Si tingono le maglie del contante

“mamma dammi cento lire che in America voglio andar”. Così cantava Orietta Berti tanti tanti anni fa. Oggi i nostri figli ci chiedono qualche migliaio di euro per poter scoprire il mondo. Migliaia di euro che non viaggiano più sotto forma di moneta sonante ma per il tramite di una targhetta di plastica con tanto di numeri e password annessa. Ci dobbiamo abituare all’utilizzo sempre più frequente di questa targhetta e iniziare a dimenticare l’utilizzo del denaro contante. Ciò al fine di adeguarci ai canoni europei e in particolare per far contenti i nostri governanti che intravedono nell’utilizzo del contante un elemento di evasione e riciclaggio di moneta sporca.

L’attuale governo prova a ripristinare le vecchie regole e ridurre la legittimità del contante. Infatti, in modo progressivo, l’utilizzo del contanti passa da euro 3.000 a euro 2.000 a far data dal 1 gennaio 2020 e da euro 2.000 ad euro 1.000 a far data dal 1 gennaio 2021 (sempre che non ci sia un cambio di governo e si ritorna a picche). Il motivo di questa riduzione è da ricondurre, oltre che al contrasto all’evasione ed a limitare l’uso di denaro proveniente da operazioni illegali, all’incentivazione dell’utilizzo degli strumenti elettronici e quindi del POS.

Cerchiamo di capire quando l’uso del contante viola la norma e quindi si applicano le sanzioni.

In ambito aziendale, la norma viene violata in tutti quei casi in cui le transazioni commerciali vengono regolarizzate con l’utilizzo del contante per importi superiori ad euro 1.999,99. Resta ferma l’ipotesi in cui, anche in presenza di una transazione superiore all’importo indicato, la stessa viene regolarizzata in contanti con pagamenti frazionati ma dietro accordo commerciale o in caso di contratto di somministrazione.

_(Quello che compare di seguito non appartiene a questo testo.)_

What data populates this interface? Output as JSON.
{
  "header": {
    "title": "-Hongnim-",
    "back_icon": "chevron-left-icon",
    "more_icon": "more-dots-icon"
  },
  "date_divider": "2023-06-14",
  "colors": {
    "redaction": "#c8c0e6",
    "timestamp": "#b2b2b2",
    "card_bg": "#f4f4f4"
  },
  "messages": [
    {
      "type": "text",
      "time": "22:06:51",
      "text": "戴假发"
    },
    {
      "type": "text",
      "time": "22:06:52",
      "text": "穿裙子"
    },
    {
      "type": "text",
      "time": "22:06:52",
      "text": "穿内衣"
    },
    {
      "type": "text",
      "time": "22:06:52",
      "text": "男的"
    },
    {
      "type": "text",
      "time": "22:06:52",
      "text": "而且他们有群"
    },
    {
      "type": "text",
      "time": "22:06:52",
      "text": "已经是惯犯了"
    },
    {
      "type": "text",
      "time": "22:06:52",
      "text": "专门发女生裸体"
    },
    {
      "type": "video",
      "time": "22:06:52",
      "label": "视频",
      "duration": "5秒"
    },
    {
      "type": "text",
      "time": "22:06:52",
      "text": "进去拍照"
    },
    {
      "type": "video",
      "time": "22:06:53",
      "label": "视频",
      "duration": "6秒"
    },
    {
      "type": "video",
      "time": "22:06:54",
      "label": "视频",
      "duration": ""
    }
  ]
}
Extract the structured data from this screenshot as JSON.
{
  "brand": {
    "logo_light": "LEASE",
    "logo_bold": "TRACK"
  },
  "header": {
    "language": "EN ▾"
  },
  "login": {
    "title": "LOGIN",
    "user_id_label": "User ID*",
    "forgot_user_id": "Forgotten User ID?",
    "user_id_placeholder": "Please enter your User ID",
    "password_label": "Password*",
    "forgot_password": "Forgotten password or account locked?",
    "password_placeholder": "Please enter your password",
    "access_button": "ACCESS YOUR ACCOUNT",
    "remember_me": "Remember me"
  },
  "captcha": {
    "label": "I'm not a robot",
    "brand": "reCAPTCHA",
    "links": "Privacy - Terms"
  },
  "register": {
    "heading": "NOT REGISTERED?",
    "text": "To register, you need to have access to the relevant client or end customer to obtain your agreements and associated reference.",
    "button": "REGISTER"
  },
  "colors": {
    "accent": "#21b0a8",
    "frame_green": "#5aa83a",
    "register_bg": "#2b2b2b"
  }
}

In pratica, non è possibile frazionare arbitrariamente i pagamenti ma è necessario un accordo commerciale al fine di fugare ogni dubbio.

In teoria, nessun limite dovrebbe esserci per eventuali prelievi dai propri conto correnti. “In teoria” perché le banche ad oggi hanno limitato  i prelievi al limite  imposto dalla normativa. Così come non dovrebbero sorgere problemi nel caso di versamenti sui conto correnti aziendali. Nella prassi le banche chiedono comunque la provenienza delle somme, così come spesso richiedono di allegare documentazione probatoria sulla loro provenienza (fatture, corrispettivi, ecc).

Ciò che crea forte allarmismo sono le sanzioni previste per l’eventuale violazione della norma. Sono previste sanzioni che vanno da un minimo (3.000) ad un massimo (50.000). Le sanzioni, ad oggi in vigore, saranno rimodulate per l’esercizio 2020 (da euro 2.000 ad euro 50.000) e per l’esercizio 2021 (da euro 1.000 ad euro 50.000).

Altre sanzioni sono previste in caso di rifiuto, da parte dell’esercente, ad accettare pagamenti per il tramite del Point Of Sale (POS). 

La sanzione, prevista in caso di rifiuto è stabilita nella misura di euro 30 maggiorata di una percentuale (4%) calcolata sull’importo della transazione. Per capirci: se il rifiuto è pari ad euro 100, l’esercente dovrà corrispondere una sanzione di 34 euro.

Per incentivare l’installazione del POS, da parte degli esercenti, è stato previsto un minimo di credito d’imposta pari al 30% delle commissioni che gli esercenti si vedranno addebitati sul proprio conto corrente.

In conclusione, e senza voler polemizzare, quelle famose cento lire per andare in America, se transitate per i canali elettronici, arriveranno in America con un valore d’acquisto un pò diverso. Infatti, 10 euro di moneta sonante, utilizzate in più transazioni avranno sempre il valore di euro 10 anche nell’ultima transazione; immessa, invece nel canale elettronico subirà una riduzione pari al costo delle commissioni. Pertanto, se vogliamo incentivare l’uso della moneta elettronica, senza ingrossare le casse delle banche, occorre azzerare le commissioni o trovare altre forme incentivanti.